The market finally succumbed to serious selling pressure, on the back of a Bearish Weekly Squat, after probing for new highs — but falling short — on Thursday, finally losing less than 1% on the week. While all of our technicals remain solidly bearish, the big takeaway: The resilience of the New Economy sector when compared to the Old Economy, coming within a fraction of new highs. While this doesn’t rule out a good correction, it takes off the table a market crash at this time. We expect a continuation of the correction, on the back of another Bearish Weekly Squat, which should take SPY to good Fib support 293.08. We expect about 3 more weeks of choppy, range trading, with stocks becoming vulnerable to a bigger down-side move around October 11/14, when Bearish Momentum divergences set in, and an important cycle high is due. It is critical to see how the New Economy sector behaves during this period. A Weekly close under SPY 292 will turn our 89 line trends lower.

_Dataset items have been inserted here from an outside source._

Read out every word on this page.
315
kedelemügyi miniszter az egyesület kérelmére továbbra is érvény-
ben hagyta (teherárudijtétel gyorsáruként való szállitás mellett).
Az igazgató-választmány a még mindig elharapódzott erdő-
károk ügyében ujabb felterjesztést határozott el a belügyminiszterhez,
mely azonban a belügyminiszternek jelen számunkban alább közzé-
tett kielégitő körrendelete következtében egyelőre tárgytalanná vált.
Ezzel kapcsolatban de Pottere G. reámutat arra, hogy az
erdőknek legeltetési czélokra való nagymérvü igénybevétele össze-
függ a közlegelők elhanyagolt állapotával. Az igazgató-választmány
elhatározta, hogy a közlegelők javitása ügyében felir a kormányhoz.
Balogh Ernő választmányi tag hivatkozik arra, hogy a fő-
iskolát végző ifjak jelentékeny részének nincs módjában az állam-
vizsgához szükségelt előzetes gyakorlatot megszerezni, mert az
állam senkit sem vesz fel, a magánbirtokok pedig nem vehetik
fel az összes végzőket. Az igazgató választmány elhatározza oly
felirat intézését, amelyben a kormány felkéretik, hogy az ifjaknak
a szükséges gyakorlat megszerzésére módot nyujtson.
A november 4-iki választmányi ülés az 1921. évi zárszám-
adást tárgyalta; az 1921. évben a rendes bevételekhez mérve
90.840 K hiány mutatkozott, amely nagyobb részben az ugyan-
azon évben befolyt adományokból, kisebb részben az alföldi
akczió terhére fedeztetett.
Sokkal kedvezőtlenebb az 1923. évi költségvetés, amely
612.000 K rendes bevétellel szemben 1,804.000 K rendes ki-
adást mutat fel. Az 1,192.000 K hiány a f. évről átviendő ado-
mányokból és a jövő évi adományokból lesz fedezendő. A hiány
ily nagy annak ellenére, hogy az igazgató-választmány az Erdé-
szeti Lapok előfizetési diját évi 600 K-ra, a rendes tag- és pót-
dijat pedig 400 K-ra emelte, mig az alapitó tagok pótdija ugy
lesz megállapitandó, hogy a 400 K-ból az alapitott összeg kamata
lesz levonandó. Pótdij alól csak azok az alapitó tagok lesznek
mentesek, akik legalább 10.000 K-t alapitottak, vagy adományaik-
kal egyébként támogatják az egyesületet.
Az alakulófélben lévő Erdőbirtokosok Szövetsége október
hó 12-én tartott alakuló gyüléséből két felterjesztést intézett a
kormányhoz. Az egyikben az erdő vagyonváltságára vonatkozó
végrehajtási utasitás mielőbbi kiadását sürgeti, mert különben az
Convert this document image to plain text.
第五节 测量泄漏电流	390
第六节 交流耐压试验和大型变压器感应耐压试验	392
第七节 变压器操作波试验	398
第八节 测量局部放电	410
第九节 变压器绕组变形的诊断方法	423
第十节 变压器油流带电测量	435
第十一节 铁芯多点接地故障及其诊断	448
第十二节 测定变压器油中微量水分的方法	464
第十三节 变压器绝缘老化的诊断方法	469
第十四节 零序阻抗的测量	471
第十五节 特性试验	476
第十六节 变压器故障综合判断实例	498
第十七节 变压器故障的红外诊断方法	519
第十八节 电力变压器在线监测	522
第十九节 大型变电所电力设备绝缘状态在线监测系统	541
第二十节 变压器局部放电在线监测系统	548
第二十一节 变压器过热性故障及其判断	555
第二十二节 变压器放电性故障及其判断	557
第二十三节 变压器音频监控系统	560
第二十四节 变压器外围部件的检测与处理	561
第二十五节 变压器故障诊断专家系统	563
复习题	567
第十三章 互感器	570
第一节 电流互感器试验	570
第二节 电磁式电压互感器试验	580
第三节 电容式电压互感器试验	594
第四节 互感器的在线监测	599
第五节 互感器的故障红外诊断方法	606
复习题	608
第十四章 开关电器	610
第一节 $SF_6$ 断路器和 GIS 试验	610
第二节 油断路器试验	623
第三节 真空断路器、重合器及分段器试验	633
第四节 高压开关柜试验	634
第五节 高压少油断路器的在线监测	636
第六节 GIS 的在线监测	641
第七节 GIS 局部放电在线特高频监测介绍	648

As mentioned last week, gold is going through its September correction with a lot of volatility and two-way trading. Starting on Monday from a high of 1513, to what may turn out to be the cycle low for the period, 1482.70 on Wednesday, spot rallied to close on the highs Friday 1517.70. The gold shares out-ran the metal, gaining nearly 6%. (XAU 94.60). Our cycle low is projected for Oct 1/3, so we expect more of the same, over the next few weeks. Silver has under-performed recently, but will start to close the gold/silver ratio on gold’s move to spot 1670.
GLD sup 137.77, GLD res 143.92, SLV sup 15.66, SLV res 17.76, GDX sup 25.52, GDX res 28.87, 29.38.
The greenback chopped in a narrow range (UUP 26.86 – 26.72) over the 5 days, closing near the highs (26.83).
With interest rates heading for the zero-bound, the Dollar should break the uptrend, with a Fib target 26.47.